Katholikentag in Regensburg

Hoffnung ist das Grundprinzip beim Katholikentag. Am dritten Tag erfüllt sie sich in Regensburg: Der Regen hört auf, es wird munter beim Christentreffen rund um die Steinerne Brücke.

Von Claudia Möllers

Regensburg – Beim 99. Katholikentag in Regensburg stellt sich endlich das richtige Katholikentagsgefühl ein. In den ersten beiden Tagen hatte es fast ohne Unterlass gegossen. Seit die Regencapes eingepackt sind und die Schuhe trocknen, verwandeln sich die gut 30 000 Dauerteilnehmer und tausende Tagesgäste aus ganz Deutschland wieder in das fröhliche Katholikentags-Volk.

Kardinal Reinhard Marx allerdings, der sich zum spannenden Thema „Arme Kirche – glaubwürdige Kirche? Ein Papst provoziert“ aufs Podium wagt, hat (noch unter dem Einfluss des trüben Wetters) keinen leichten Stand bei der Diskussion im überfüllten Festsaal des Kolpinghauses. Als er im Zusammenhang mit der Affäre um den früheren Limburger Bischof Tebartz-van Elst bekennt: „Wir haben alle gelitten in den vergangenen Monaten“, schallt ihm höhnisches Bedauern entgegen. „Ich habe nicht materiell gelitten, Sie aber auch nicht“, kontert er. „Und Sie dürfen mir bitte schon abnehmen, dass ich darunter leide, wenn die Kirche beschädigt wird. Wir werden eine hohe Zahl von Kirchenaustritten haben, da ist doch kein Bischof glücklich.“

Der Wunsch von Papst Franziskus nach einer „armen Kirche für die Armen“ ist laut Marx eine „heilsame Provokation für eine verbürgerlichte Kirche“. Wie aber eine Kirche der Armen konkret aussehen kann, da bleibt Marx vage. Zugleich verteidigt er das Anliegen einer soliden Vermögensvorsorge der Kirche. Sie könne im Unterschied zum Staat keine Schulden auf Kosten kommender Generationen machen, sondern müsse nachhaltig für Mitarbeiter, Gebäude und Kulturgüter Sorge tragen.
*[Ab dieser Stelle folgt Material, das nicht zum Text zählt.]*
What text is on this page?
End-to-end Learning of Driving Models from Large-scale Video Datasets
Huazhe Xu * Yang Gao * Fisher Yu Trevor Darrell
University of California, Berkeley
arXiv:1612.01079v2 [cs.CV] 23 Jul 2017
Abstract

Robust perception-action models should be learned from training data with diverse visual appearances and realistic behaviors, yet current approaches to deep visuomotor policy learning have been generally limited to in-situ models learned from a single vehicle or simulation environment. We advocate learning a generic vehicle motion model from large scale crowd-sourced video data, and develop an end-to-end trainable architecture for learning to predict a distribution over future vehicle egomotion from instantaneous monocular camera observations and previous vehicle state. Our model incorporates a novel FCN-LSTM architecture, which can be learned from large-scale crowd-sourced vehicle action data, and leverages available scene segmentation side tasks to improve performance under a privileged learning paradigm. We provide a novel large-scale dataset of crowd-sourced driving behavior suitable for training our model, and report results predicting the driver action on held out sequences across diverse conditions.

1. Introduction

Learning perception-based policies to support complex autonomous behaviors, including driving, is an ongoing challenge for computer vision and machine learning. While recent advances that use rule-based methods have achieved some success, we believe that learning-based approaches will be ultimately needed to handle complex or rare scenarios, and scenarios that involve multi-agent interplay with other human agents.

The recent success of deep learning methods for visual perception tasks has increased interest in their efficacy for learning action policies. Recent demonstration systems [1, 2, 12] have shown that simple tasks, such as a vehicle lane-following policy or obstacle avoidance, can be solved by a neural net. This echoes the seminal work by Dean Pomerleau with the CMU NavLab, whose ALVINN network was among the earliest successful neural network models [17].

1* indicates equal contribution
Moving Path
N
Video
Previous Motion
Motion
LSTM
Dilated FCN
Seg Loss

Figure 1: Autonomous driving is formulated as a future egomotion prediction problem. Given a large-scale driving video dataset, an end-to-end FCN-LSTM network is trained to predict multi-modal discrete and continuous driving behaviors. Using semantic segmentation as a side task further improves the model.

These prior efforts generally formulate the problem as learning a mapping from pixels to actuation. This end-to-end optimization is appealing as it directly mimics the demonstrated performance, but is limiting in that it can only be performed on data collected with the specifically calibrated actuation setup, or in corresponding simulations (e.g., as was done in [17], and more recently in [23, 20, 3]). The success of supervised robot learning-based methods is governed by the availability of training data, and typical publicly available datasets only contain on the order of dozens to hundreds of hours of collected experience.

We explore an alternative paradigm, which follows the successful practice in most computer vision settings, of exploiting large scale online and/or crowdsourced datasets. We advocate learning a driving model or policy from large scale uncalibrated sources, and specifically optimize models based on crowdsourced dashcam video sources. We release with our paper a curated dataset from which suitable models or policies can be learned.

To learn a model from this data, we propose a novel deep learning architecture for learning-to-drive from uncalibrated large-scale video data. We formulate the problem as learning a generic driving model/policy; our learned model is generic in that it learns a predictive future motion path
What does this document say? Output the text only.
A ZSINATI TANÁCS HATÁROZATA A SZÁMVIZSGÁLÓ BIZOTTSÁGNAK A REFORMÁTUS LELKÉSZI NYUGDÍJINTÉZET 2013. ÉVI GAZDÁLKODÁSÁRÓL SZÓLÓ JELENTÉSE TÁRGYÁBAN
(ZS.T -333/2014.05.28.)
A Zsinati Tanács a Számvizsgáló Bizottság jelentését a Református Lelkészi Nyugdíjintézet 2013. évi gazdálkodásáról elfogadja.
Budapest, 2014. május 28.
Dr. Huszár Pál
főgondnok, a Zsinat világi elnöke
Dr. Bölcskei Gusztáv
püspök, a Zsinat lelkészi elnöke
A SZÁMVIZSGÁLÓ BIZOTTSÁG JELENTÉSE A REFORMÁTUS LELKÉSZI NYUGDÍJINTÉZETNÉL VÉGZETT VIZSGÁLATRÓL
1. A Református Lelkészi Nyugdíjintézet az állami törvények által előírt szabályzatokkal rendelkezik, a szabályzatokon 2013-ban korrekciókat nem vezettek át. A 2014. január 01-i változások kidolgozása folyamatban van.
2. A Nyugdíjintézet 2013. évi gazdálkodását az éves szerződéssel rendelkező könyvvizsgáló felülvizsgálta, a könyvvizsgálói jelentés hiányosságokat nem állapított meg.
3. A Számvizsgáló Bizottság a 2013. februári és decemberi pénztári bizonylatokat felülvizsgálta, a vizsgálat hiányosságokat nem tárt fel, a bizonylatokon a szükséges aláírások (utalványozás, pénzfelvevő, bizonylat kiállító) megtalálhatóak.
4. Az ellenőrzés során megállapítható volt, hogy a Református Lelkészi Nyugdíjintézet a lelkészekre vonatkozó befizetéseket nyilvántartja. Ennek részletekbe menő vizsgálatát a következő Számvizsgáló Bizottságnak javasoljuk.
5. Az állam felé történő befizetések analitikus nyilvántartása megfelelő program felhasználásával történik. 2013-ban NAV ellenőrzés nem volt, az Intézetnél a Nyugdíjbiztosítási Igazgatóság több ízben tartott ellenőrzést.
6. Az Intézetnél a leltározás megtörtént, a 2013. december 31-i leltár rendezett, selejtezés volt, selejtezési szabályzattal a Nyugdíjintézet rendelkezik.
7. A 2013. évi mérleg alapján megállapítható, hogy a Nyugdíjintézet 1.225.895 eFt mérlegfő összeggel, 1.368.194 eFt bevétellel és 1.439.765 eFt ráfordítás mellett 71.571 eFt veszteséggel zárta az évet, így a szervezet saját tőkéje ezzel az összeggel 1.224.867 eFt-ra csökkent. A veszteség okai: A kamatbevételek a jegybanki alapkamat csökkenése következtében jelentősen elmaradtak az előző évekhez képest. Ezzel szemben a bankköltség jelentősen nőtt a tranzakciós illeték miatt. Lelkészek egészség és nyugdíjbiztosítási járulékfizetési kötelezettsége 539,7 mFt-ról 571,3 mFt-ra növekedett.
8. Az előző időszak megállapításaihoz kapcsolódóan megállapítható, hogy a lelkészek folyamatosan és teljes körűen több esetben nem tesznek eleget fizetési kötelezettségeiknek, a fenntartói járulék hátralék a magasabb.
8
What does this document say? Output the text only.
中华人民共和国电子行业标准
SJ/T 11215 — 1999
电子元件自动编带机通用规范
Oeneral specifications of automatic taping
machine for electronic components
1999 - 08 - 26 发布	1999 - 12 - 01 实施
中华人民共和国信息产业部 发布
Neben ihm sitzt Elke Mildner, die in Tübingen eine therapeutische Wohngruppe leitet, in der sie mit „Mördern, Nutten und Schlägern in einer sehr guten Hausgemeinschaft zusammenlebt“ und die schlicht konstatiert: „Die Armen trauen der Kirche nicht mehr.“ Da tut sich der Vorsitzende der Deutschen Bischofskonferenz schwer mit seiner Versicherung, die Kirche sei für die Armen da. Die Brücke zu den Schwachen ist für den Kardinal aber die entscheidenste, sagt er unserer Zeitung. „Das ist nicht einfach, ich weiß. Wenn die Kirche nicht im Sinne von Papst Franziskus die Brücke zu den Schwachen, den Armen und Dementen schlägt, dann ist der Wesenskern der Kirche nicht erfüllt.“

Die Glaubwürdigkeit, das ist deutlich zu spüren, hat die katholische Kirche in Deutschland längst nicht zurückgewonnen. Der Papst ist für viele Gläubige ein Hoffnungsträger. Und so wird der Star aus dem Vatikan von einem TV-Team als Papp-Figur mitgetragen. Aber auch ohne Papp-Kamerad: Der Geist von Franziskus schwebt ohnehin über dem Katholikentag.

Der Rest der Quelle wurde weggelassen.